Americans Have Never Been More Dissatisfied With How The Country Is Functioning Than They Are Right Now

All of these trials and tribulations have taken a great toll on us emotionally, and so perhaps it shouldn’t be a surprise that a new Gallup survey has found that the American people are less satisfied with how our nation is functioning than they ever have been before

Americans’ satisfaction with seven broad aspects of the way the country functions is collectively at its lowest in two decades of Gallup measurement. This includes satisfaction with the overall quality of life in the U.S., assessments of government, corporate and religious influence, and perceptions of the economic and moral climates.

The average percentage satisfied with these seven dimensions has plunged to 39% at the start of 2021. That compares with 53% a year ago, the highest average in more than a decade amid strong economic confidence and before the coronavirus pandemic took hold in the U.S.

For the survey, Gallup specifically asked Americans about the following seven areas…

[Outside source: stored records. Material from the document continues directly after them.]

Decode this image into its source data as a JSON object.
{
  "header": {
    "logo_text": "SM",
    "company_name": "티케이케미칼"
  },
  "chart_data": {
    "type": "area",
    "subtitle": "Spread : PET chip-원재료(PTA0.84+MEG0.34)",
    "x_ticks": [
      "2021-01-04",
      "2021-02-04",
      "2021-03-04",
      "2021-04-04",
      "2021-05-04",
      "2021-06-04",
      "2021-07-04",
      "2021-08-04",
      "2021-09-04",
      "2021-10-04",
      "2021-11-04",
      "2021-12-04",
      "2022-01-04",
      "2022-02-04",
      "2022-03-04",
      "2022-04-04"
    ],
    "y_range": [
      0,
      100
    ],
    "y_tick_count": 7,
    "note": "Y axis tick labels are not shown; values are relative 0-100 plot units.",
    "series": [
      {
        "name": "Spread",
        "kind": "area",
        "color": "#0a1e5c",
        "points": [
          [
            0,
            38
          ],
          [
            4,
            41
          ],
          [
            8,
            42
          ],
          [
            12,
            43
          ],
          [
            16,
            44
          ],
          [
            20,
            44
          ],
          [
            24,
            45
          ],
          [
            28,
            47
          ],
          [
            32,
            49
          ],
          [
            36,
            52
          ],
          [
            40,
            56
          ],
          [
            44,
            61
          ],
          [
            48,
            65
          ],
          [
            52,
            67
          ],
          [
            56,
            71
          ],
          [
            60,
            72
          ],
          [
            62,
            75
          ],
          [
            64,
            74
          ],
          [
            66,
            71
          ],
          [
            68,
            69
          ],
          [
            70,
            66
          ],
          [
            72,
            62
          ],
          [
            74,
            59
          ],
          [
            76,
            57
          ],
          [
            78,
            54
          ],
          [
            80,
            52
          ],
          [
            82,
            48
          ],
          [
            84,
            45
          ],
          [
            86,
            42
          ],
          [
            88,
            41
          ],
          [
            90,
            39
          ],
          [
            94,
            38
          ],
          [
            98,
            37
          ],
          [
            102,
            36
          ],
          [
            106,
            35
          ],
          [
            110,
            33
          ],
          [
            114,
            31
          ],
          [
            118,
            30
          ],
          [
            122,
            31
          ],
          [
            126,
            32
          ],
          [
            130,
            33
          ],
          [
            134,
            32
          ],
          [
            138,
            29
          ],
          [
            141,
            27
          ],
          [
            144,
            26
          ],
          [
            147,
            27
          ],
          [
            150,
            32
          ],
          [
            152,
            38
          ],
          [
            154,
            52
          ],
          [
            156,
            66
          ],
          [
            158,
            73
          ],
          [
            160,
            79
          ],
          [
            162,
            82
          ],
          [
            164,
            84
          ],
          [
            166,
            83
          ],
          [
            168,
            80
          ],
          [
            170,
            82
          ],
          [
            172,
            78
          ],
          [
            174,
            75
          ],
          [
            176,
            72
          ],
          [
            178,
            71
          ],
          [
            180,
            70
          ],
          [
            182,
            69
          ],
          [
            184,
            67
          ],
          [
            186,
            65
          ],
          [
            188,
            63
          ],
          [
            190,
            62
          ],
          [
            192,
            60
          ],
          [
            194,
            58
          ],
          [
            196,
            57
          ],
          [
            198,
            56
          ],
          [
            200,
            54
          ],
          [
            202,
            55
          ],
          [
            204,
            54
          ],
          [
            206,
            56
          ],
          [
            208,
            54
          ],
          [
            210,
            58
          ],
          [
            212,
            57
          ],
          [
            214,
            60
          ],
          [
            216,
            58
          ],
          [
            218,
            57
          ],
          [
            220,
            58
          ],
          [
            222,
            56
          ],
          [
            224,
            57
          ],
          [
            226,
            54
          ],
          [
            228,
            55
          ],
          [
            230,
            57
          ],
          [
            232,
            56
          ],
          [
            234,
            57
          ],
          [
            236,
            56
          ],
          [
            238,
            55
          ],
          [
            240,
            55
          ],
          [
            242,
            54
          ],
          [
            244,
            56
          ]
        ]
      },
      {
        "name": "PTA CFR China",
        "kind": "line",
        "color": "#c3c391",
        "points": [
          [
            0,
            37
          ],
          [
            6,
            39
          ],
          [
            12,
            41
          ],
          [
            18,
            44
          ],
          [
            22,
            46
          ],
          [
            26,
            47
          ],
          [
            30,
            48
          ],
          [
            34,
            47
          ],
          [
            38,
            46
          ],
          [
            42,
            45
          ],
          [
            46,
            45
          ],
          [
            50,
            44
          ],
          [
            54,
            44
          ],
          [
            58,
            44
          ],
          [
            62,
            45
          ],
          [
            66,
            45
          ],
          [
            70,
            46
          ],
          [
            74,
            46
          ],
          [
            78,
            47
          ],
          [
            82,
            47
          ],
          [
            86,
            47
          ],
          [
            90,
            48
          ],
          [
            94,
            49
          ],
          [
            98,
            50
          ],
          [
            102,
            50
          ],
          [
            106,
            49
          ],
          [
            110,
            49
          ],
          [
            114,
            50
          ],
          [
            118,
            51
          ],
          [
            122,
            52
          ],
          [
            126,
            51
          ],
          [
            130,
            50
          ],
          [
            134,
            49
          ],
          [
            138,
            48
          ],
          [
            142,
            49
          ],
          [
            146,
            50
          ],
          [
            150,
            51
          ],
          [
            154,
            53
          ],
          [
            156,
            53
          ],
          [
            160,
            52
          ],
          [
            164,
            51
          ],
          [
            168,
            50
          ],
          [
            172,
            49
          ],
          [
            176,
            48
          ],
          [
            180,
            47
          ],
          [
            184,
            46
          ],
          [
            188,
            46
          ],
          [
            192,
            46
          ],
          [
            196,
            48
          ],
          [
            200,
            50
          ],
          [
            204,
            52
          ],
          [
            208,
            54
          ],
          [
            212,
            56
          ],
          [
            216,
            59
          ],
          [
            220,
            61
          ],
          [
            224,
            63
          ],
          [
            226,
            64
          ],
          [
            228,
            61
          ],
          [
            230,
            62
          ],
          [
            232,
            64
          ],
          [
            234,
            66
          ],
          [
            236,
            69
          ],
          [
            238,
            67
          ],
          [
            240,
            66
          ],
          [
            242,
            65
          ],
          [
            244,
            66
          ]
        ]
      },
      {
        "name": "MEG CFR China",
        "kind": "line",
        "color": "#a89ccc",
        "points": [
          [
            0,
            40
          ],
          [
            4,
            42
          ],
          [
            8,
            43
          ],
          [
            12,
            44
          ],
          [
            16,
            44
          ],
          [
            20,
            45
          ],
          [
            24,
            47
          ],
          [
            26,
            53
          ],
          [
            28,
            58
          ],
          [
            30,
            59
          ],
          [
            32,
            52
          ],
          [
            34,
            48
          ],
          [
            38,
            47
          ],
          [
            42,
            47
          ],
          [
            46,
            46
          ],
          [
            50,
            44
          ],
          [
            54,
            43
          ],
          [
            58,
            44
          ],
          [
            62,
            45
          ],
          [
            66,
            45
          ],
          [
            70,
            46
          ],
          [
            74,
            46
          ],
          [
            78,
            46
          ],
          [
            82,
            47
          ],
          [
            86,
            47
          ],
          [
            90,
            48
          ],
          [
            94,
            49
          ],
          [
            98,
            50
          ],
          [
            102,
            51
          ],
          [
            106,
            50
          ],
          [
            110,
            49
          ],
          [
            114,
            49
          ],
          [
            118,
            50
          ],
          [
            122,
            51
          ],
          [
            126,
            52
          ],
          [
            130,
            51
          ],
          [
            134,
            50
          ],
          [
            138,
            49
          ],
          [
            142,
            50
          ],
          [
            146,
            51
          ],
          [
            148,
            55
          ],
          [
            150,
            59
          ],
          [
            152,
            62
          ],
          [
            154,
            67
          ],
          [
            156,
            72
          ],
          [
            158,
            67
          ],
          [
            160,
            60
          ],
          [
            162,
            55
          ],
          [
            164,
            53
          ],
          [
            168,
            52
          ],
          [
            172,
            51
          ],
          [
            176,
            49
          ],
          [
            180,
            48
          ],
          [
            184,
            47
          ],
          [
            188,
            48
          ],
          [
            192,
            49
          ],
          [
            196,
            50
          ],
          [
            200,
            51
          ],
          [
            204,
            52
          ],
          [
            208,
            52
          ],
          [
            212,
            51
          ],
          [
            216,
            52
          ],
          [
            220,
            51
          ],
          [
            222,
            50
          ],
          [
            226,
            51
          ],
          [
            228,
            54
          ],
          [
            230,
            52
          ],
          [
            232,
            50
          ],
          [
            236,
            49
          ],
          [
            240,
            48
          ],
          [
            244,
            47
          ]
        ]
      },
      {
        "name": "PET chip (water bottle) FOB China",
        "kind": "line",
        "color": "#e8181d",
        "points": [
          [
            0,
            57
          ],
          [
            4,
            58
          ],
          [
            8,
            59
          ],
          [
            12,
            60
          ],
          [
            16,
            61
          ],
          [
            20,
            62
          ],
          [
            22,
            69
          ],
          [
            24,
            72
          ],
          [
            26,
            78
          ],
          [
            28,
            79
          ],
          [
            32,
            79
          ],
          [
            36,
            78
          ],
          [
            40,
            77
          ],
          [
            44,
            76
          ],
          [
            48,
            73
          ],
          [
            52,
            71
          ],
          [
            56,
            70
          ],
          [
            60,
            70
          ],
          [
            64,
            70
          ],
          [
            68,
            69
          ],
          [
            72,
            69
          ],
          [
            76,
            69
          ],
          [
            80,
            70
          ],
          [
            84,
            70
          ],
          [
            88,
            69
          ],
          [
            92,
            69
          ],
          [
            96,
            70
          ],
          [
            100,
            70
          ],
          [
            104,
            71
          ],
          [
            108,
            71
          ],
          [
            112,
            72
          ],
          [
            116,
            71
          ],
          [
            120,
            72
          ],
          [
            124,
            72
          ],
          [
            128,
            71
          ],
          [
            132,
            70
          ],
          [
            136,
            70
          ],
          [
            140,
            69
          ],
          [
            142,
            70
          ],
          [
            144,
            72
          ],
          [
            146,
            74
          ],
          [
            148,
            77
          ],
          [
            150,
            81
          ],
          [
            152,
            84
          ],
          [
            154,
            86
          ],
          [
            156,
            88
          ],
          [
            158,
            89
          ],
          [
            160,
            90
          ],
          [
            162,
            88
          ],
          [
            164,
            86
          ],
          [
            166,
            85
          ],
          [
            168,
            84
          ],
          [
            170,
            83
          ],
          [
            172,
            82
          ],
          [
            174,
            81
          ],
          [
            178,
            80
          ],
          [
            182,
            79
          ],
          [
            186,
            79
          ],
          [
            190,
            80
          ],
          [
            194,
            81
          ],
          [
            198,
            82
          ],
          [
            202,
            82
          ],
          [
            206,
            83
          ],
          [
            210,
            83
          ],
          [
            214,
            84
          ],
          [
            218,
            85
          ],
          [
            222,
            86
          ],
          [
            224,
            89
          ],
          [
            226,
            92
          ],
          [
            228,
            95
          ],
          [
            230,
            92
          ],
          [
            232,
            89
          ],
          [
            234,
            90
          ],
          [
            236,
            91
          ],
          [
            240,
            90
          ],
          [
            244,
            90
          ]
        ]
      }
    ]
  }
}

  • The overall quality of life

  • The opportunity for a person in this nation to get ahead by working hard

  • The influence of organized religion

  • The size and power of the federal government

  • Our system of government and how well it works

  • The size and influence of major corporations

  • The moral and ethical climate

Satisfaction for every one of those areas was way down.

Of course whenever economic conditions are harsh, the overall population is not going to be happy, and we have been through a really tough stretch economically.

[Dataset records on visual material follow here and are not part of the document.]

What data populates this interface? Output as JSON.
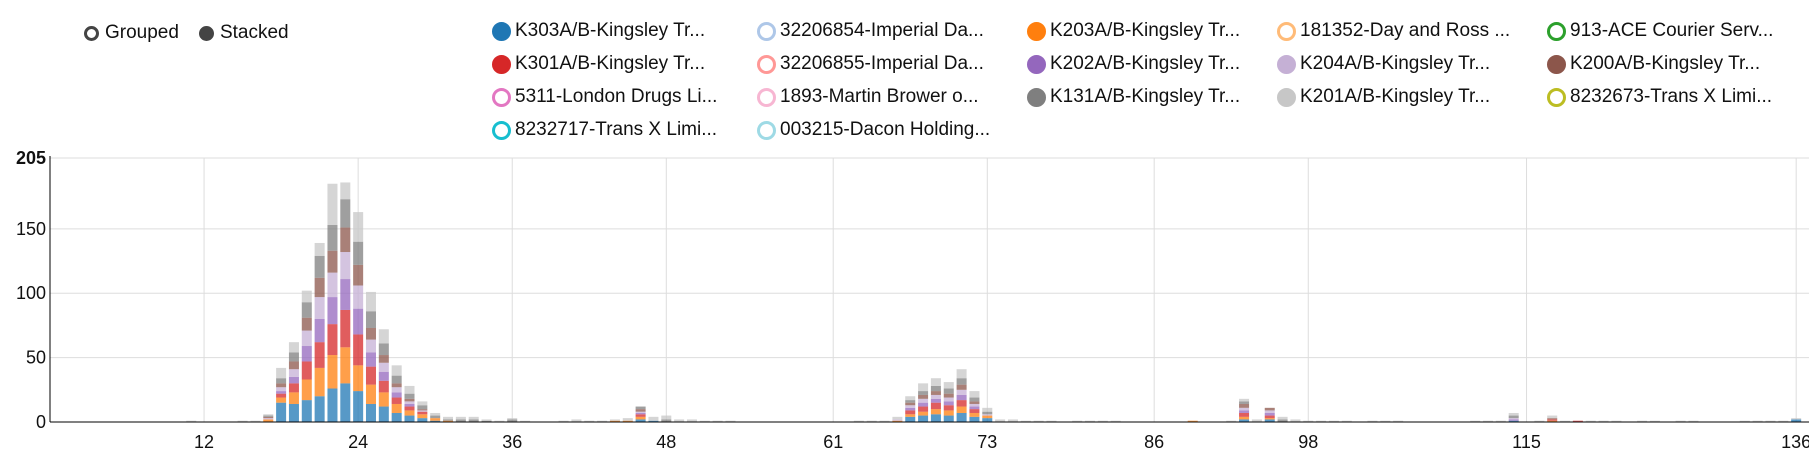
{
  "modes": [
    {
      "label": "Grouped",
      "active": false
    },
    {
      "label": "Stacked",
      "active": true
    }
  ],
  "legend": [
    {
      "label": "K303A/B-Kingsley Tr...",
      "color": "#1f77b4",
      "filled": true
    },
    {
      "label": "32206854-Imperial Da...",
      "color": "#aec7e8",
      "filled": false
    },
    {
      "label": "K203A/B-Kingsley Tr...",
      "color": "#ff7f0e",
      "filled": true
    },
    {
      "label": "181352-Day and Ross ...",
      "color": "#ffbb78",
      "filled": false
    },
    {
      "label": "913-ACE Courier Serv...",
      "color": "#2ca02c",
      "filled": false
    },
    {
      "label": "K301A/B-Kingsley Tr...",
      "color": "#d62728",
      "filled": true
    },
    {
      "label": "32206855-Imperial Da...",
      "color": "#ff9896",
      "filled": false
    },
    {
      "label": "K202A/B-Kingsley Tr...",
      "color": "#9467bd",
      "filled": true
    },
    {
      "label": "K204A/B-Kingsley Tr...",
      "color": "#c5b0d5",
      "filled": true
    },
    {
      "label": "K200A/B-Kingsley Tr...",
      "color": "#8c564b",
      "filled": true
    },
    {
      "label": "5311-London Drugs Li...",
      "color": "#e377c2",
      "filled": false
    },
    {
      "label": "1893-Martin Brower o...",
      "color": "#f7b6d2",
      "filled": false
    },
    {
      "label": "K131A/B-Kingsley Tr...",
      "color": "#7f7f7f",
      "filled": true
    },
    {
      "label": "K201A/B-Kingsley Tr...",
      "color": "#c7c7c7",
      "filled": true
    },
    {
      "label": "8232673-Trans X Limi...",
      "color": "#bcbd22",
      "filled": false
    },
    {
      "label": "8232717-Trans X Limi...",
      "color": "#17becf",
      "filled": false
    },
    {
      "label": "003215-Dacon Holding...",
      "color": "#9edae5",
      "filled": false
    }
  ],
  "chart_data": {
    "type": "bar",
    "stacked": true,
    "xlim": [
      0,
      137
    ],
    "ylim": [
      0,
      205
    ],
    "x_ticks": [
      12,
      24,
      36,
      48,
      61,
      73,
      86,
      98,
      115,
      136
    ],
    "y_ticks": [
      0,
      50,
      100,
      150,
      205
    ],
    "grid": true,
    "legend_position": "top",
    "series": [
      {
        "name": "K303A/B-Kingsley Tr...",
        "color": "#1f77b4",
        "points": [
          [
            18,
            15
          ],
          [
            19,
            14
          ],
          [
            20,
            17
          ],
          [
            21,
            20
          ],
          [
            22,
            26
          ],
          [
            23,
            30
          ],
          [
            24,
            24
          ],
          [
            25,
            14
          ],
          [
            26,
            12
          ],
          [
            27,
            7
          ],
          [
            28,
            5
          ],
          [
            29,
            3
          ],
          [
            30,
            1
          ],
          [
            46,
            2
          ],
          [
            47,
            1
          ],
          [
            67,
            4
          ],
          [
            68,
            5
          ],
          [
            69,
            6
          ],
          [
            70,
            5
          ],
          [
            71,
            7
          ],
          [
            72,
            4
          ],
          [
            73,
            3
          ],
          [
            93,
            2
          ],
          [
            95,
            2
          ],
          [
            114,
            1
          ],
          [
            136,
            2
          ]
        ]
      },
      {
        "name": "K203A/B-Kingsley Tr...",
        "color": "#ff7f0e",
        "points": [
          [
            17,
            2
          ],
          [
            18,
            4
          ],
          [
            19,
            9
          ],
          [
            20,
            16
          ],
          [
            21,
            22
          ],
          [
            22,
            26
          ],
          [
            23,
            28
          ],
          [
            24,
            20
          ],
          [
            25,
            15
          ],
          [
            26,
            11
          ],
          [
            27,
            7
          ],
          [
            28,
            4
          ],
          [
            29,
            3
          ],
          [
            30,
            2
          ],
          [
            31,
            1
          ],
          [
            44,
            1
          ],
          [
            45,
            1
          ],
          [
            46,
            2
          ],
          [
            66,
            1
          ],
          [
            67,
            2
          ],
          [
            68,
            3
          ],
          [
            69,
            4
          ],
          [
            70,
            4
          ],
          [
            71,
            5
          ],
          [
            72,
            3
          ],
          [
            73,
            2
          ],
          [
            89,
            1
          ],
          [
            93,
            2
          ],
          [
            95,
            1
          ],
          [
            117,
            1
          ]
        ]
      },
      {
        "name": "K301A/B-Kingsley Tr...",
        "color": "#d62728",
        "points": [
          [
            18,
            3
          ],
          [
            19,
            7
          ],
          [
            20,
            14
          ],
          [
            21,
            20
          ],
          [
            22,
            24
          ],
          [
            23,
            29
          ],
          [
            24,
            24
          ],
          [
            25,
            14
          ],
          [
            26,
            9
          ],
          [
            27,
            5
          ],
          [
            28,
            3
          ],
          [
            29,
            2
          ],
          [
            46,
            2
          ],
          [
            67,
            3
          ],
          [
            68,
            4
          ],
          [
            69,
            5
          ],
          [
            70,
            4
          ],
          [
            71,
            5
          ],
          [
            72,
            3
          ],
          [
            93,
            3
          ],
          [
            95,
            2
          ],
          [
            117,
            1
          ],
          [
            119,
            1
          ]
        ]
      },
      {
        "name": "K202A/B-Kingsley Tr...",
        "color": "#9467bd",
        "points": [
          [
            18,
            2
          ],
          [
            19,
            5
          ],
          [
            20,
            12
          ],
          [
            21,
            18
          ],
          [
            22,
            21
          ],
          [
            23,
            24
          ],
          [
            24,
            20
          ],
          [
            25,
            11
          ],
          [
            26,
            7
          ],
          [
            27,
            4
          ],
          [
            28,
            2
          ],
          [
            46,
            1
          ],
          [
            67,
            2
          ],
          [
            68,
            3
          ],
          [
            69,
            3
          ],
          [
            70,
            3
          ],
          [
            71,
            4
          ],
          [
            72,
            2
          ],
          [
            93,
            2
          ],
          [
            95,
            2
          ],
          [
            114,
            1
          ]
        ]
      },
      {
        "name": "K204A/B-Kingsley Tr...",
        "color": "#c5b0d5",
        "points": [
          [
            17,
            1
          ],
          [
            18,
            3
          ],
          [
            19,
            6
          ],
          [
            20,
            12
          ],
          [
            21,
            17
          ],
          [
            22,
            19
          ],
          [
            23,
            21
          ],
          [
            24,
            18
          ],
          [
            25,
            10
          ],
          [
            26,
            7
          ],
          [
            27,
            4
          ],
          [
            28,
            2
          ],
          [
            29,
            1
          ],
          [
            46,
            1
          ],
          [
            66,
            1
          ],
          [
            67,
            2
          ],
          [
            68,
            3
          ],
          [
            69,
            3
          ],
          [
            70,
            3
          ],
          [
            71,
            4
          ],
          [
            72,
            2
          ],
          [
            73,
            1
          ],
          [
            93,
            2
          ],
          [
            95,
            2
          ],
          [
            114,
            1
          ]
        ]
      },
      {
        "name": "K200A/B-Kingsley Tr...",
        "color": "#8c564b",
        "points": [
          [
            17,
            1
          ],
          [
            18,
            3
          ],
          [
            19,
            6
          ],
          [
            20,
            10
          ],
          [
            21,
            15
          ],
          [
            22,
            17
          ],
          [
            23,
            19
          ],
          [
            24,
            16
          ],
          [
            25,
            9
          ],
          [
            26,
            6
          ],
          [
            27,
            3
          ],
          [
            28,
            2
          ],
          [
            29,
            1
          ],
          [
            46,
            2
          ],
          [
            67,
            2
          ],
          [
            68,
            3
          ],
          [
            69,
            3
          ],
          [
            70,
            3
          ],
          [
            71,
            4
          ],
          [
            72,
            2
          ],
          [
            93,
            3
          ],
          [
            95,
            2
          ],
          [
            117,
            1
          ]
        ]
      },
      {
        "name": "K131A/B-Kingsley Tr...",
        "color": "#7f7f7f",
        "points": [
          [
            17,
            1
          ],
          [
            18,
            4
          ],
          [
            19,
            7
          ],
          [
            20,
            12
          ],
          [
            21,
            17
          ],
          [
            22,
            20
          ],
          [
            23,
            22
          ],
          [
            24,
            18
          ],
          [
            25,
            13
          ],
          [
            26,
            9
          ],
          [
            27,
            6
          ],
          [
            28,
            4
          ],
          [
            29,
            3
          ],
          [
            30,
            2
          ],
          [
            31,
            1
          ],
          [
            32,
            2
          ],
          [
            33,
            2
          ],
          [
            34,
            1
          ],
          [
            36,
            2
          ],
          [
            46,
            2
          ],
          [
            48,
            2
          ],
          [
            67,
            2
          ],
          [
            68,
            3
          ],
          [
            69,
            4
          ],
          [
            70,
            4
          ],
          [
            71,
            5
          ],
          [
            72,
            3
          ],
          [
            73,
            2
          ],
          [
            93,
            2
          ],
          [
            96,
            2
          ],
          [
            114,
            2
          ]
        ]
      },
      {
        "name": "K201A/B-Kingsley Tr...",
        "color": "#c7c7c7",
        "points": [
          [
            11,
            1
          ],
          [
            15,
            1
          ],
          [
            16,
            1
          ],
          [
            17,
            1
          ],
          [
            18,
            8
          ],
          [
            19,
            8
          ],
          [
            20,
            9
          ],
          [
            21,
            10
          ],
          [
            22,
            32
          ],
          [
            23,
            13
          ],
          [
            24,
            23
          ],
          [
            25,
            15
          ],
          [
            26,
            11
          ],
          [
            27,
            8
          ],
          [
            28,
            6
          ],
          [
            29,
            3
          ],
          [
            30,
            2
          ],
          [
            31,
            2
          ],
          [
            32,
            2
          ],
          [
            33,
            2
          ],
          [
            34,
            1
          ],
          [
            35,
            1
          ],
          [
            36,
            1
          ],
          [
            37,
            1
          ],
          [
            40,
            1
          ],
          [
            41,
            2
          ],
          [
            42,
            1
          ],
          [
            43,
            1
          ],
          [
            44,
            1
          ],
          [
            45,
            2
          ],
          [
            47,
            3
          ],
          [
            48,
            3
          ],
          [
            49,
            2
          ],
          [
            50,
            2
          ],
          [
            51,
            1
          ],
          [
            52,
            1
          ],
          [
            53,
            1
          ],
          [
            63,
            1
          ],
          [
            64,
            1
          ],
          [
            65,
            1
          ],
          [
            66,
            2
          ],
          [
            67,
            3
          ],
          [
            68,
            6
          ],
          [
            69,
            6
          ],
          [
            70,
            5
          ],
          [
            71,
            7
          ],
          [
            72,
            5
          ],
          [
            73,
            3
          ],
          [
            74,
            2
          ],
          [
            75,
            2
          ],
          [
            76,
            1
          ],
          [
            77,
            1
          ],
          [
            78,
            1
          ],
          [
            80,
            1
          ],
          [
            81,
            1
          ],
          [
            82,
            1
          ],
          [
            83,
            1
          ],
          [
            92,
            1
          ],
          [
            93,
            2
          ],
          [
            94,
            2
          ],
          [
            96,
            2
          ],
          [
            97,
            2
          ],
          [
            98,
            1
          ],
          [
            99,
            1
          ],
          [
            100,
            1
          ],
          [
            101,
            1
          ],
          [
            103,
            1
          ],
          [
            104,
            1
          ],
          [
            105,
            1
          ],
          [
            111,
            1
          ],
          [
            112,
            1
          ],
          [
            113,
            1
          ],
          [
            114,
            2
          ],
          [
            116,
            1
          ],
          [
            117,
            2
          ],
          [
            118,
            1
          ],
          [
            120,
            1
          ],
          [
            121,
            1
          ],
          [
            122,
            1
          ],
          [
            124,
            1
          ],
          [
            125,
            1
          ],
          [
            127,
            1
          ],
          [
            128,
            1
          ],
          [
            132,
            1
          ],
          [
            133,
            1
          ],
          [
            134,
            1
          ],
          [
            135,
            1
          ],
          [
            136,
            1
          ]
        ]
      }
    ]
  }
}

According to Gary Halbert of Halbert Wealth Management, last year was the worst year for the U.S. economy in 74 years

Last Thursday the Commerce Department released its first estimate of 4Q Gross Domestic Product showing the economy grew at an annual rate of 4.0% in the final three months of last year. That followed the 3Q record expansion of 33.4% (annual rate) as the economy rebounded strongly following the COVID-19 lockdowns.

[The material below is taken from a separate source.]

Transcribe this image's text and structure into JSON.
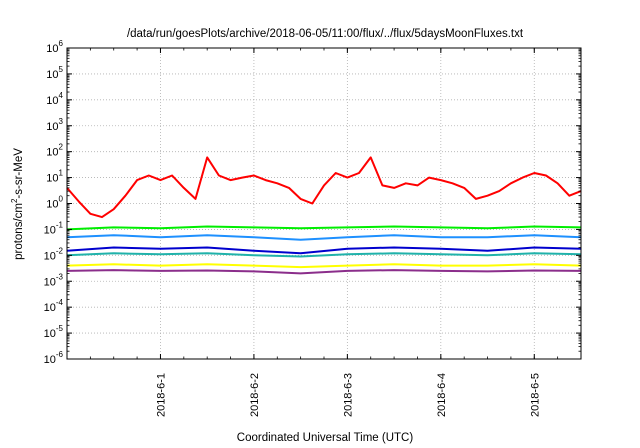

2Q GDP plunged by a record-shattering 33.4% (annual rate) following the 1Q slide of 5% in the first three months of the year. For all of 2020 the economy shrank by 3.5%, the worst annual decline in 74 years (WWII).

Sadly, this year has not started very well either.  The number of Americans filing new claims for unemployment benefits each week continues to be at nearly four times the pre-pandemic level

The number of Americans filing for first-time unemployment benefits last week edged down but remained elevated as the coronavirus pandemic continues to trigger a high number of layoffs.

Figures released Thursday by the Labor Department show that 779,000 Americans filed first-time jobless claims in the week ended Jan. 30, lower than the 830,000 forecast by Refinitiv economists.

And the percentage of those without jobs that are considered to be “long-term unemployed” is approaching a record high

Almost 40% of jobless workers in January were long-term unemployed, the Bureau of Labor Statistics reported Friday.

The share has grown steadily since the spring and is approaching the record set in April 2010, in the aftermath of the Great Recession. At that time, nearly 46% of the unemployed were out of work at least six months.

Even though I write about our economic problems on a regular basis, even I was shocked by a brand new survey that discovered that “just 30% of unemployed individuals are being reached by the unemployment system”…

Congressional Democrats are trying to fast-track a nearly $2 trillion coronavirus relief proposal that would extend the existing supplemental unemployment benefits, but new research suggests that the jobless aid is not reaching millions of out-of-work Americans.

At most, just 30% of unemployed individuals are being reached by the unemployment system, according to a report published this week by Eliza Forsythe, a labor economist at the University of Illinois. That means roughly three out of every four jobless workers aren’t receiving aid — or about 8 million of the 11 million people counted as unemployed in December.

Of course borrowing and spending another 1.9 trillion dollars that we do not have will make our long-term debt problems even worse and will push us even farther down a highway to hyperinflation.

If economic conditions begin to significantly improve in the weeks ahead, the American people will start to feel better about how the country is doing.

But even if there is some sort of a short-term boost, the long-term outlook is bleaker than ever, and the American people are not going to be able to handle the long-term pain that is coming very well at all.